Ini juga saya dan Iqbal masih mengkaji perihal jam malam. Ini menjadi keresahan bagi UKM dan Ormawa juga kan, karena kita kuliah sampai sore, baru bisa rapat malam hari. Eh, belum selesai rapat, sudah diusir. Mungkin minta keringananlah kepada pihak universitas terkait jam malam, jangan jam 10. Apalagi kemarin Teater Hijau Lima Satu (THLS) latihan sampai jam satu malem, pas mereka mau ikut Festival Teater Jakarta (FTJ). Mereka mau latihan dimana? Masa mau sewa studio? Kan, keluar duit lagi. Di kampus ada tempat, kenapa gak di kampus saja?
Bagaimana cara paslon 1 meningkatkan budaya kritis dan antusias mahasiswa?
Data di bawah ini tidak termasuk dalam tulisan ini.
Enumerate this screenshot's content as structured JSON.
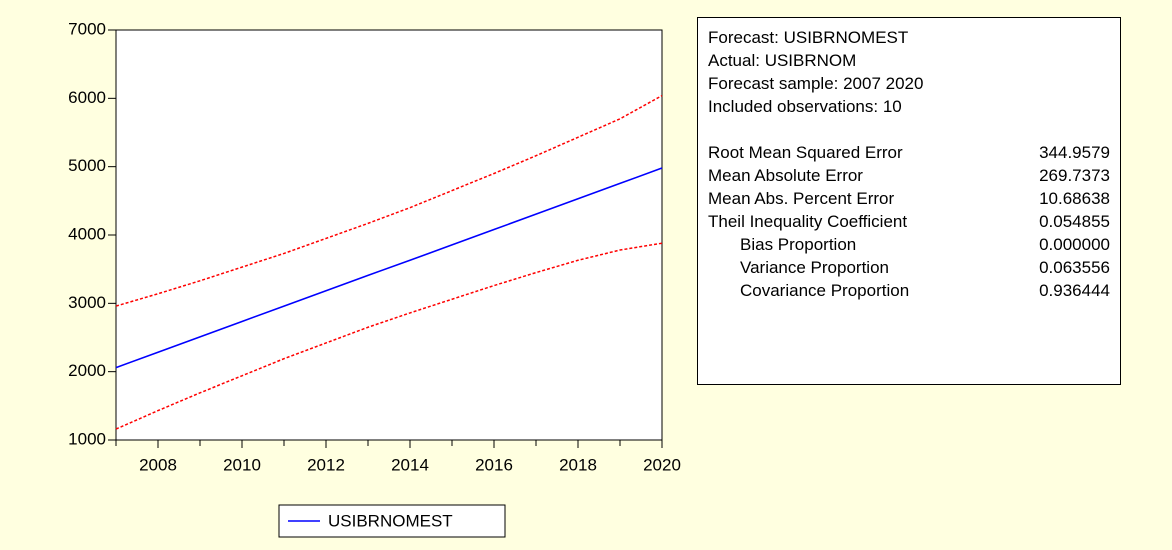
{
  "chart_data": {
    "type": "line",
    "x": [
      2007,
      2008,
      2009,
      2010,
      2011,
      2012,
      2013,
      2014,
      2015,
      2016,
      2017,
      2018,
      2019,
      2020
    ],
    "series": [
      {
        "name": "USIBRNOMEST",
        "color": "#0000ff",
        "dash": false,
        "values": [
          2060,
          2285,
          2510,
          2735,
          2960,
          3185,
          3410,
          3630,
          3855,
          4080,
          4305,
          4530,
          4755,
          4980
        ]
      },
      {
        "color": "#ff0000",
        "dash": true,
        "values": [
          2960,
          3140,
          3330,
          3530,
          3730,
          3950,
          4170,
          4400,
          4650,
          4900,
          5160,
          5430,
          5700,
          6040
        ]
      },
      {
        "color": "#ff0000",
        "dash": true,
        "values": [
          1160,
          1430,
          1690,
          1940,
          2190,
          2420,
          2650,
          2860,
          3060,
          3260,
          3450,
          3630,
          3780,
          3880
        ]
      }
    ],
    "xlim": [
      2007,
      2020
    ],
    "xticks": [
      2008,
      2010,
      2012,
      2014,
      2016,
      2018,
      2020
    ],
    "x_minor_ticks": [
      2007,
      2008,
      2009,
      2010,
      2011,
      2012,
      2013,
      2014,
      2015,
      2016,
      2017,
      2018,
      2019,
      2020
    ],
    "ylim": [
      1000,
      7000
    ],
    "yticks": [
      1000,
      2000,
      3000,
      4000,
      5000,
      6000,
      7000
    ],
    "grid": false,
    "legend": "bottom"
  },
  "forecast_summary": {
    "header": [
      "Forecast: USIBRNOMEST",
      "Actual: USIBRNOM",
      "Forecast sample: 2007 2020",
      "Included observations: 10"
    ],
    "rows": [
      [
        "Root Mean Squared Error",
        "344.9579"
      ],
      [
        "Mean Absolute Error",
        "269.7373"
      ],
      [
        "Mean Abs. Percent Error",
        "10.68638"
      ],
      [
        "Theil Inequality Coefficient",
        "0.054855"
      ],
      [
        "Bias Proportion",
        "0.000000"
      ],
      [
        "Variance Proportion",
        "0.063556"
      ],
      [
        "Covariance Proportion",
        "0.936444"
      ]
    ],
    "indented_from": 4
  }
}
Kita bikin isu-isu yang sama-sama kita rasakan yang menjadi keresahan bersama. Misal isu itu sudah muncul baru kita ajak, kita rangkul. “Lo juga merasakan kan UKT mahal, ayo kita gerak bareng. Uang Pangkal mahal, susah kan bayar 25 juta, lo mau adek-adek lo kayak gini? Ayo, bareng-bareng kita kaji.” Jadi sering-sering merangkul terkait masalah-masalah yang ada di UPNVJ, supaya mereka ikut berkontribusi. Supaya mereka ikut mengaspirasikan suara mereka[.]